EXPERIENT #2: conversational speech

  • Measure 12: Relationship between acoustic and perfection of measures

HFA:

  • pitch change—acoustic and perceptual measures –not significantly correlated (NOTE: both HFA and TYP were not significantly correlated despite the finding that acoustic measures of pitch change were significantly higher for HFA. Visual inspection of the scatterplots suggested that the relationship between acoustic and perceptual measures was more linear in TYP and HFA was flat suggesting different patterns.)
  • mean pitch– acoustic and perceptual measures: significant correlation (r = 0.53, moderate correlation)
  • mean rate — acoustic and perceptual measures: significant correlation (r = 0.65, strong correlation)

 

     – TYP:

  • pitch change—acoustic and perceptual measures –not significantly correlated (NOTE: both HFA and TYP were not significantly correlated despite the finding that acoustic measures of pitch change were significantly higher for HFA. Visual inspection of the scatterplots suggested that the relationship between acoustic and perceptual measures was more linear in TYP and HFA was flat suggesting different patterns.)
  • mean pitch– acoustic and perceptual measures—correlation not significant
  • mean rate — acoustic and perceptual measures: significant correlation (r = 0.87, strong correlation
  • Measure 13: Relationship between acoustic measures and P characteristics such as IQ, language level, severity of autism, etc.

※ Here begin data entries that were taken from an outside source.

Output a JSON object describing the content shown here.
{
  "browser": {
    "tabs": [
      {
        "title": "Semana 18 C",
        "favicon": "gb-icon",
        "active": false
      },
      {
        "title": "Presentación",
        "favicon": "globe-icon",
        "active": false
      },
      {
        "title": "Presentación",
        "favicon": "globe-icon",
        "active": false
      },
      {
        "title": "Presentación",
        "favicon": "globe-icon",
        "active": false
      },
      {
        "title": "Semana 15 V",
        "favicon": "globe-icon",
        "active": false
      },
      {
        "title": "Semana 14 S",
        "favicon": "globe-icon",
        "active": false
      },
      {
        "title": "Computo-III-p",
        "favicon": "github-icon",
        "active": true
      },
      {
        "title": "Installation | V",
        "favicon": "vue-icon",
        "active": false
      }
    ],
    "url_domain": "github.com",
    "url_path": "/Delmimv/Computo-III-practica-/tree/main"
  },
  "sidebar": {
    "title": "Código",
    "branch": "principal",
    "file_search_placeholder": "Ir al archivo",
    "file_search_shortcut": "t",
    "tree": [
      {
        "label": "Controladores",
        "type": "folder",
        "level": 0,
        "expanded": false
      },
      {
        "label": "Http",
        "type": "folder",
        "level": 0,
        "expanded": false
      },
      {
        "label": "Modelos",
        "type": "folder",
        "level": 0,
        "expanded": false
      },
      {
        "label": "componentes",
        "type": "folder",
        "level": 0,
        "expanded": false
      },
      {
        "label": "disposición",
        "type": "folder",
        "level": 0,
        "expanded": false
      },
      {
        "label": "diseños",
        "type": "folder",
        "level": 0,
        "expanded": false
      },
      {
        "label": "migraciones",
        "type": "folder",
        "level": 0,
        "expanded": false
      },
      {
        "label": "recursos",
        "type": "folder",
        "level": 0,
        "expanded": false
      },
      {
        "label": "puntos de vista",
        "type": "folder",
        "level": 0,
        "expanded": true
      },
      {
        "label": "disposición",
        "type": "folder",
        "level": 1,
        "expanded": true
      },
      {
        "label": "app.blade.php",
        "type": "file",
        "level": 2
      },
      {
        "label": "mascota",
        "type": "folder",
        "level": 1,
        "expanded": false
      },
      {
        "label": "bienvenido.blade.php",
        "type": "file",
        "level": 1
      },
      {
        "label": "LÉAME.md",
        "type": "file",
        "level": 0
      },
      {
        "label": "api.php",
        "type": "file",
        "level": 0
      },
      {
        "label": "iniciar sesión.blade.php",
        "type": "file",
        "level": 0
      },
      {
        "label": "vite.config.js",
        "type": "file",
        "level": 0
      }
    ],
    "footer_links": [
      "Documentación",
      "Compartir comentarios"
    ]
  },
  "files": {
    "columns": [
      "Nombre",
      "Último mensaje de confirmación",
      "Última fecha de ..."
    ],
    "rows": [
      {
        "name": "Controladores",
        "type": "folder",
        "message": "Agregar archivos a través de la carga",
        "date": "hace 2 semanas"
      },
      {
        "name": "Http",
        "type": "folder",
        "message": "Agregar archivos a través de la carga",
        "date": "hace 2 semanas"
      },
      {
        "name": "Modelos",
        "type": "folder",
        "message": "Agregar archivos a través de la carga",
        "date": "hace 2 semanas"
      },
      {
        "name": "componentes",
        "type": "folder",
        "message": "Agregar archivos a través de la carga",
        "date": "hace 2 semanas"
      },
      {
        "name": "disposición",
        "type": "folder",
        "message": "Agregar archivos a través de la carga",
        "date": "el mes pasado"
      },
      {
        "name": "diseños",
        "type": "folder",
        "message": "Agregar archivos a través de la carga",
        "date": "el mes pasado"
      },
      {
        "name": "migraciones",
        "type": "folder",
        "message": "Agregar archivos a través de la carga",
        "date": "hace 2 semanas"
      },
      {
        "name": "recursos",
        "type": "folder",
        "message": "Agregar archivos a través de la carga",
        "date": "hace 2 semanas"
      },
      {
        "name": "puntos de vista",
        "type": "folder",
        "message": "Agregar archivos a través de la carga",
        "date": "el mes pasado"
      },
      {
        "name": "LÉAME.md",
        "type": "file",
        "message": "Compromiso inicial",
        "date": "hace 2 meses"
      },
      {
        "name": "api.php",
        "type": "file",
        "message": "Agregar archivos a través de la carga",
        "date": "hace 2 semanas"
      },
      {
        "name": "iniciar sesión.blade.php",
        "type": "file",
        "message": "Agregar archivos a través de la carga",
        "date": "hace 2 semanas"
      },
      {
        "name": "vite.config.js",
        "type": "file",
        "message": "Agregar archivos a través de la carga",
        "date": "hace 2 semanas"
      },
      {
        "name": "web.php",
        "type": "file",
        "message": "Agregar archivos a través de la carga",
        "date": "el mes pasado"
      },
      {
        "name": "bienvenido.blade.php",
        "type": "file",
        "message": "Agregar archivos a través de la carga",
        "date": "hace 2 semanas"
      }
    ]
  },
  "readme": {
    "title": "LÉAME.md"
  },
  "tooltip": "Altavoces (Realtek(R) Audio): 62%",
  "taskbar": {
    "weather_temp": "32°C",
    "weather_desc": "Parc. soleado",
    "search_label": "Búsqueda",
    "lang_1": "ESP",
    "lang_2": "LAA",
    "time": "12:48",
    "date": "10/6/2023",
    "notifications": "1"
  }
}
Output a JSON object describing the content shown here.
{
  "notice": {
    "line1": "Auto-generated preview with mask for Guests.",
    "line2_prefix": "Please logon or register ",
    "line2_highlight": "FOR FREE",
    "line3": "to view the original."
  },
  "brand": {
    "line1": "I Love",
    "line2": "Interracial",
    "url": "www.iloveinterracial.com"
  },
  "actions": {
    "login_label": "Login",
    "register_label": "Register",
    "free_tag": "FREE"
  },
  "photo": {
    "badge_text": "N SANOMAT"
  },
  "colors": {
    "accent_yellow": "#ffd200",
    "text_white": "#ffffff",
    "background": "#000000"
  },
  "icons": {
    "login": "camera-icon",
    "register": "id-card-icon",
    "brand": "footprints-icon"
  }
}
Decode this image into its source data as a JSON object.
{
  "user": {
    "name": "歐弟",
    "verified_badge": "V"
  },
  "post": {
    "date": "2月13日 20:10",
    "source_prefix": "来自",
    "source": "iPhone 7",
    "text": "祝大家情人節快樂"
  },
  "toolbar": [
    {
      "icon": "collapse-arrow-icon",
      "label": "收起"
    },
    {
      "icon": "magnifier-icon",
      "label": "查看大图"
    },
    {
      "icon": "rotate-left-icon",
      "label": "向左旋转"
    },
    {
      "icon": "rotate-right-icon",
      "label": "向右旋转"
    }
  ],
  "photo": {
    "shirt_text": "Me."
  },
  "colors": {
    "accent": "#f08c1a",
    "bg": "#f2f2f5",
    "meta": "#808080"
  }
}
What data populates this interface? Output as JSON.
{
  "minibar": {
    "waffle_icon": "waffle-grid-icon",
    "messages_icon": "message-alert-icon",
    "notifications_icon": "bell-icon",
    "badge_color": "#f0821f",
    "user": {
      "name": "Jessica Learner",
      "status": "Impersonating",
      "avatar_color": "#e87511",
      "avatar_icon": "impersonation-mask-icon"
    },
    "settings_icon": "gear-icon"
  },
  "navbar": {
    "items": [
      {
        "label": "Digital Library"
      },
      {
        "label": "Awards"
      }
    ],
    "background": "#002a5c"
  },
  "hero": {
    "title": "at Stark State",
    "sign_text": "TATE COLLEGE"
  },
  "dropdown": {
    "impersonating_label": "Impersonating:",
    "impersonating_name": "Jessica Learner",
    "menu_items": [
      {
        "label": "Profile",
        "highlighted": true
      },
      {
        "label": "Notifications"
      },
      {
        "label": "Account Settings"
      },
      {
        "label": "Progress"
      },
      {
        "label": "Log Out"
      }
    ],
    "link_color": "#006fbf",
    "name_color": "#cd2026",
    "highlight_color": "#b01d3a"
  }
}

no significant correlations for either group

EXPERIMENT #3: referential communication task

  • Measure 17: Relationship between acoustic measures and P characteristics such as IQ, language level, severity of autism, etc.

     – HFA

  • pitch range not significantly correlated with any of the P characteristics
  • correlations with the other acoustic measures were not reported

     – TYP

  • pitch range not significantly correlated with any of the P characteristics

 

  1. Brief summary of clinically relevant results:
  • Using conversational speech and speech during a referential communication task, the investigators determined that Ps with HFA produced speech with larger pitch ranges than typically developing peers. Thus, clinicians (Cs) = should expect a broader pitch range in speech of Ps with HFA rather than a smaller one (which one might expect from the extant clinical literature) using acoustic measures.
  • Using conversational, the investigators determined that raters did not perceive differences between in pitch variability of Ps with HFA and their typically developing peers to be significantly different. Therefore, Cs should not expect that they will perceive the pitch variability to be larger than typically developing peers. If Cs do perceive the P to be monotonal, acoustic measurements may be in order to clarify pitch variability. Despite the fact that there were no significant differences in overall performance, analysis of individual performances suggested that raters judged Ps with HFA to have more extreme (broad and narrow) pitch ranges.
  • The raters judged the speech of Ps with HFA to be significantly more atypical than the TYP group. There is, therefore, evidence for perceived differences between Ps with HFA and their typically developing peers. The cause of this difference is beyond the scope of this paper.